General Electric in Hungary
In the heady days of late 1989 when Communist regimes were disintegrating across Eastern Europe, General Electric Company (GE) launched a major expansion in Hungary with the $150 million acquisition of a 51 percent interest in Tungsram. A manufacturer of lighting products, Tungsram was widely regarded as one of Hungary's industrial gems. GE was attracted to Tungsram by Hungary's low wage rates and by the possibility of using the company to export lighting products to Western Europe. Like many other Western companies, GE believed that Hungary's shift from a totalitarian Communist country with a state-owned and planned economic system to a politically democratic country with a largely free market economic system would create enormous long-run business opportunities.
At the time, many observers believed that General Electric would show other Western companies how to turn enterprises once run by Communist Party hacks into capitalist moneymakers. GE promptly transferred some of its best management to Tungsram and waited for the miracle to happen. The miracle was slow in coming. As losses mounted General Electric faced the reality of what happens when grand expectations collide with the grim realities of an embedded culture of waste, inefficiency, and indifference about customers and quality.

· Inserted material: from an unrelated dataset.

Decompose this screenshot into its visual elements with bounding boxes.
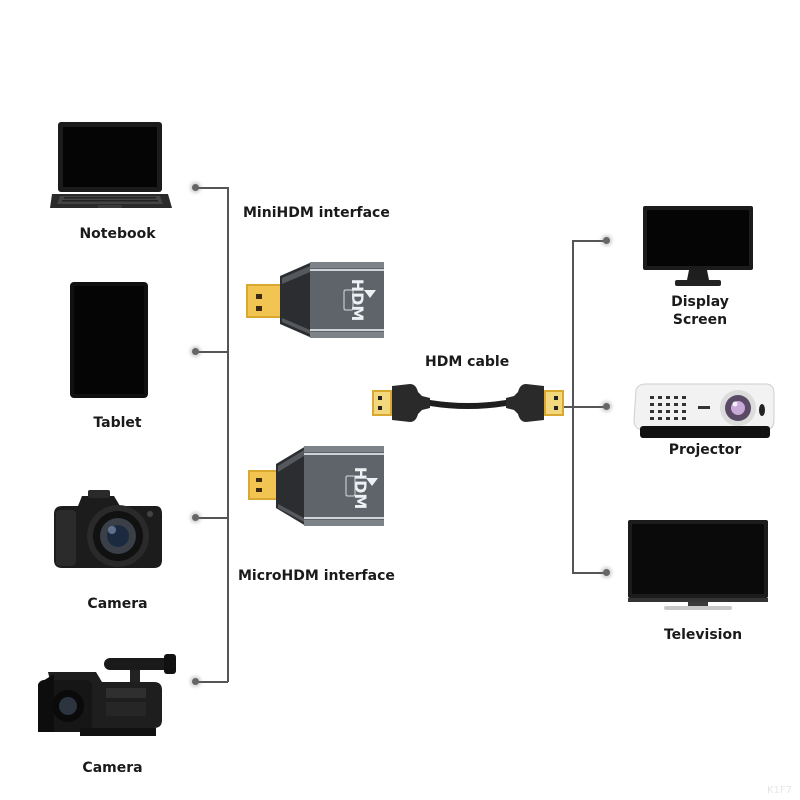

The American managers complained that the Hungarians were lackadaisical; the Hungarians thought the Americans pushy. The company's aggressive management system depended on communication between workers and managers; the old Communist system had forbidden this, and changing attitudes at Tungsram
proved difficult. The Americans wanted strong sales and marketing functions that would pamper customers; used to life in a centrally planned economy, the Hungarians believed that these things took care of themselves. Hungarians expected GE to deliver Western-style wages, but GE came to Hungary to take advantage of the country's low wages.